Figure 5 Magnetic resonance imaging.
A: Magnetic resonance imaging (MRI) (arrow) showing the rectal cancer involving the circumferential resection margin; B: MRI (arrow) showing the rectal cancer invading the ischiorectal fat on the right (T4).
Suggested investigation for nodal staging of rectal cancer
The accuracy of MRI, CT and EUS for identifying malignant nodes is poor. Current criteria are based on size, shape and morphology. Any node of 1 cm and over is taken as significant[62]. The enlarged lymph node can be as a result of the inflammatory process but normal size nodes can have micrometastases. Brown et al[54] found 58% of positive malignant nodes were less than 5 mm.
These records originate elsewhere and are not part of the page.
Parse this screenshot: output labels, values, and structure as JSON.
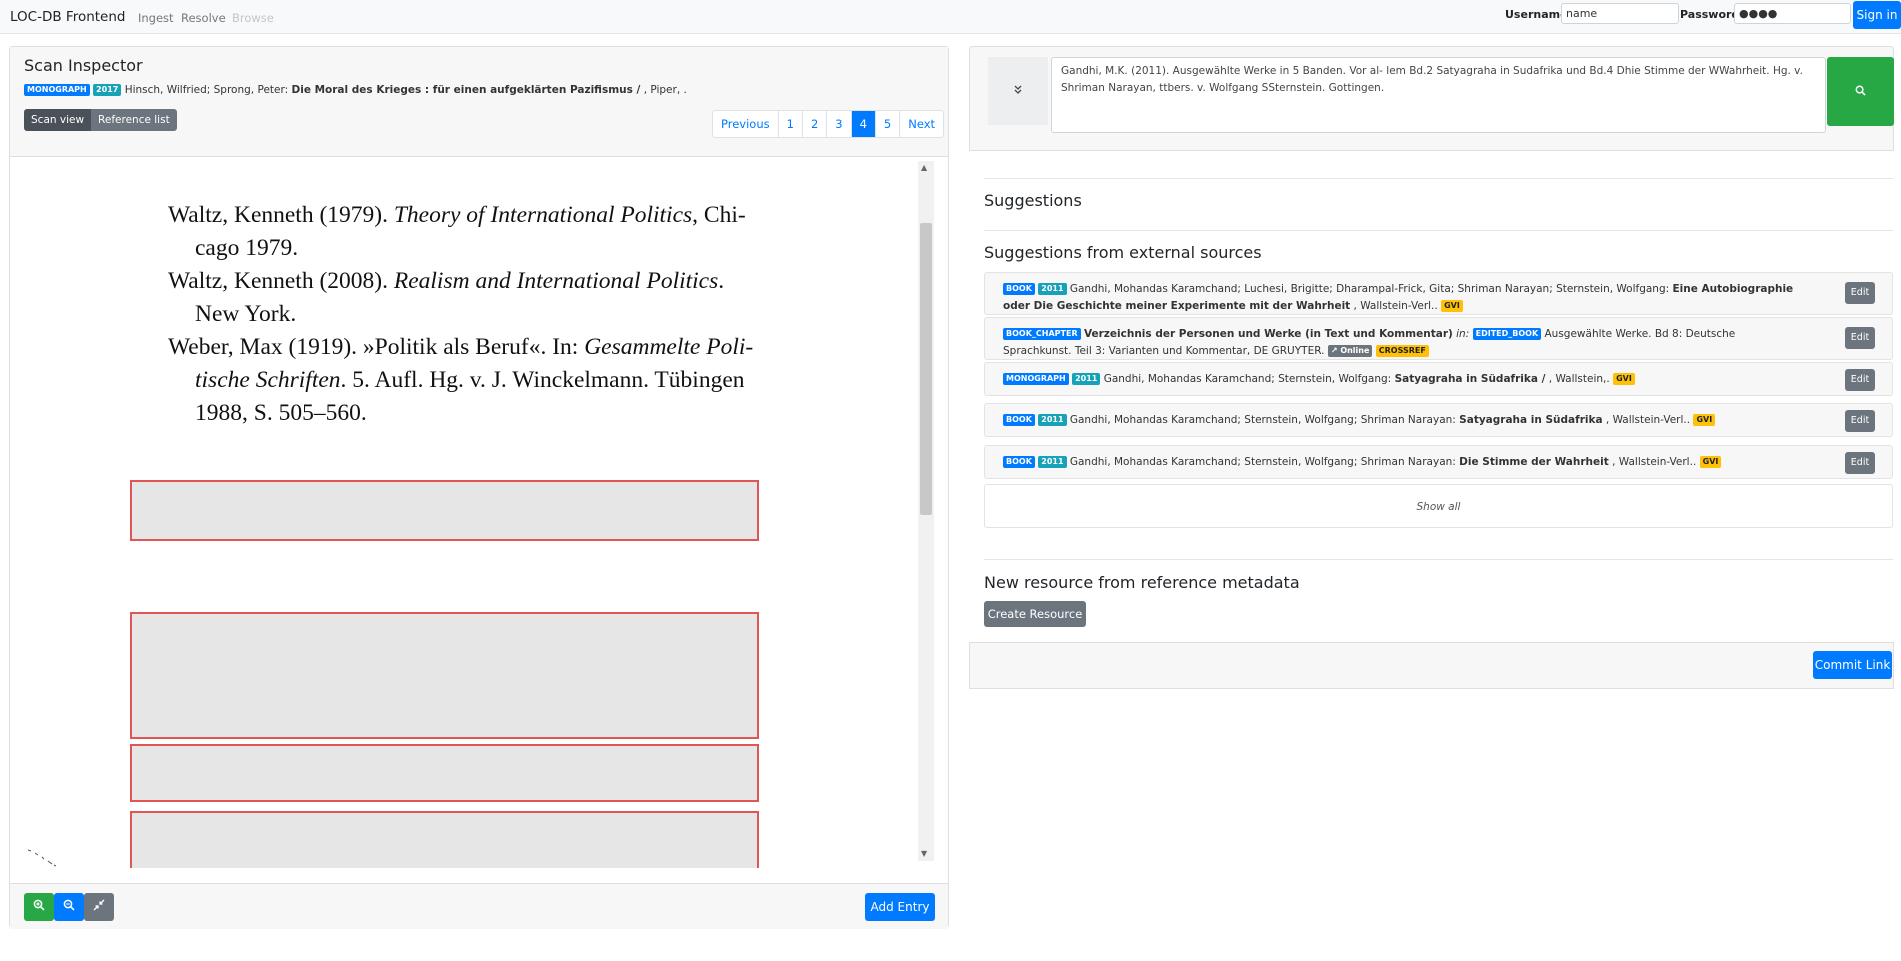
{
  "nav": {
    "brand": "LOC-DB Frontend",
    "links": [
      "Ingest",
      "Resolve",
      "Browse"
    ],
    "username_label": "Username:",
    "username_value": "name",
    "password_label": "Password:",
    "password_value": "●●●●",
    "signin_label": "Sign in"
  },
  "inspector": {
    "title": "Scan Inspector",
    "badge_type": "MONOGRAPH",
    "badge_year": "2017",
    "authors": "Hinsch, Wilfried; Sprong, Peter:",
    "work_title": "Die Moral des Krieges : für einen aufgeklärten Pazifismus /",
    "publisher": ", Piper, .",
    "view_scan": "Scan view",
    "view_list": "Reference list",
    "pagination": [
      "Previous",
      "1",
      "2",
      "3",
      "4",
      "5",
      "Next"
    ],
    "active_page": "4",
    "add_entry": "Add Entry"
  },
  "scan_text": {
    "l1a": "Waltz, Kenneth (1979). ",
    "l1b": "Theory of International Politics",
    "l1c": ", Chi-",
    "l2": "cago 1979.",
    "l3a": "Waltz, Kenneth (2008). ",
    "l3b": "Realism and International Politics",
    "l3c": ".",
    "l4": "New York.",
    "l5a": "Weber, Max (1919). »Politik als Beruf«. In: ",
    "l5b": "Gesammelte Poli-",
    "l6a": "tische Schriften",
    "l6b": ". 5. Aufl. Hg. v. J. Winckelmann. Tübingen",
    "l7": "1988, S. 505–560."
  },
  "resolve": {
    "reference_text": "Gandhi, M.K. (2011). Ausgewählte Werke in 5 Banden. Vor al- lem Bd.2 Satyagraha in Sudafrika und Bd.4 Dhie Stimme der WWahrheit. Hg. v. Shriman Narayan, ttbers. v. Wolfgang SSternstein. Gottingen.",
    "suggestions_title": "Suggestions",
    "external_title": "Suggestions from external sources",
    "edit_label": "Edit",
    "show_all": "Show all",
    "new_resource_title": "New resource from reference metadata",
    "create_resource": "Create Resource",
    "commit_link": "Commit Link"
  },
  "external_suggestions": [
    {
      "badge_type": "BOOK",
      "badge_year": "2011",
      "authors": "Gandhi, Mohandas Karamchand; Luchesi, Brigitte; Dharampal-Frick, Gita; Shriman Narayan; Sternstein, Wolfgang:",
      "title": "Eine Autobiographie oder Die Geschichte meiner Experimente mit der Wahrheit",
      "rest": ", Wallstein-Verl..",
      "source": "GVI"
    },
    {
      "badge_type": "BOOK_CHAPTER",
      "title": "Verzeichnis der Personen und Werke (in Text und Kommentar)",
      "in_label": "in:",
      "container_badge": "EDITED_BOOK",
      "rest": "Ausgewählte Werke. Bd 8: Deutsche Sprachkunst. Teil 3: Varianten und Kommentar, DE GRUYTER.",
      "online": "Online",
      "source": "CROSSREF"
    },
    {
      "badge_type": "MONOGRAPH",
      "badge_year": "2011",
      "authors": "Gandhi, Mohandas Karamchand; Sternstein, Wolfgang:",
      "title": "Satyagraha in Südafrika /",
      "rest": ", Wallstein,.",
      "source": "GVI"
    },
    {
      "badge_type": "BOOK",
      "badge_year": "2011",
      "authors": "Gandhi, Mohandas Karamchand; Sternstein, Wolfgang; Shriman Narayan:",
      "title": "Satyagraha in Südafrika",
      "rest": ", Wallstein-Verl..",
      "source": "GVI"
    },
    {
      "badge_type": "BOOK",
      "badge_year": "2011",
      "authors": "Gandhi, Mohandas Karamchand; Sternstein, Wolfgang; Shriman Narayan:",
      "title": "Die Stimme der Wahrheit",
      "rest": ", Wallstein-Verl..",
      "source": "GVI"
    }
  ],
  "icons": {
    "collapse": "chevron-double-down-icon",
    "search": "search-icon",
    "zoom_in": "zoom-in-icon",
    "zoom_out": "zoom-out-icon",
    "reset": "compress-icon",
    "external_link": "external-link-icon"
  },
  "colors": {
    "primary": "#007bff",
    "success": "#28a745",
    "secondary": "#6c757d",
    "info": "#17a2b8",
    "warning": "#ffc107",
    "region_border": "#e05555"
  }
}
Morphological characteristics such as round shape, irregular borders and heterogenous signal intensity suggest nodal involvement[63].
Nodal accuracy has also been found to be variable, although use of superparamagnetic iron oxide particles (SPIO) seem to be promising as evidenced by studies in head, neck and urological cancers. The technique involves use of a contrast media containing SPIO which accumulates in normal lymph nodes, whereas due to defective phagocytosis, the uptake is poor or absent in malignant nodes. Hence by using T2 weighted imaging, these nodes can be identified. Initial studies are promising but further research is needed[35].